ORLANDO, Fla. - The City of Orlando is working to bridge the digital divide and get internet access to people who do not have it.
Under a one-year pilot program, people can check-out a Wi-Fi hotspot or tablet for free from five neighborhood centers. Nearly 50 digital devices are spread across the city at the following neighborhood centers:
- Engelwood Neighborhood Center
- Rosemont Neighborhood Center
- Reeves Terrace Neighborhood Center
- John H. Jackson Neighborhood Center
- Dr. James R. Smith Neighborhood Center
Mike Hess, director of "Future Ready" for the City of Orlando, said this could be helpful for someone who is not able to afford internet right now or who needs to do online learning.
"This could be extremely beneficial, could even be a lifeline to someone who lost their job and needs to find a job," he said.
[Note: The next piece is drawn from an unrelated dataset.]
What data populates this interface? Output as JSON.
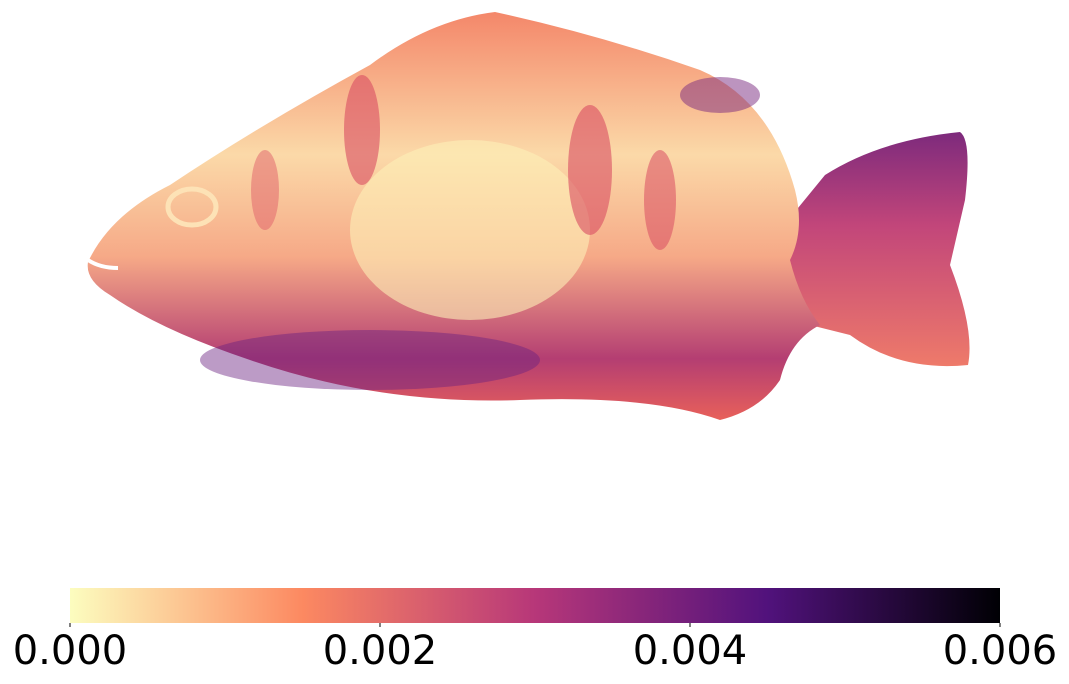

Hess said about 20 percent of Orlando homes do not have internet access but with everything going virtual because of the Coronavirus pandemic, the city wanted to help people connect. "People that just do not have internet and they haven’t been able to connect with family and that takes a toll on their mental health."
The tablets and hotspots can be checked out for two weeks at a time on a first come, first served basis. People must wait one week between rentals, show proof of Orlando residency and identification showing they are at least 18 years old.
Hess said the program could be extended if it becomes popular.The pilot program is also helping the city advance its Future-Ready City Master Plan, to explore strategies to get residents better internet connectivity and bridge the digital divide in the Orlando community.
"As a future-ready city, Orlando is creating a thriving and more resilient city by using innovation and technology to create a community where everyone feels equally valued, equally protected and has equitable access to opportunity," said Orlando Mayor Buddy Dyer. "This pilot program is another innovative way to help better serve our residents and provide them access to more resources."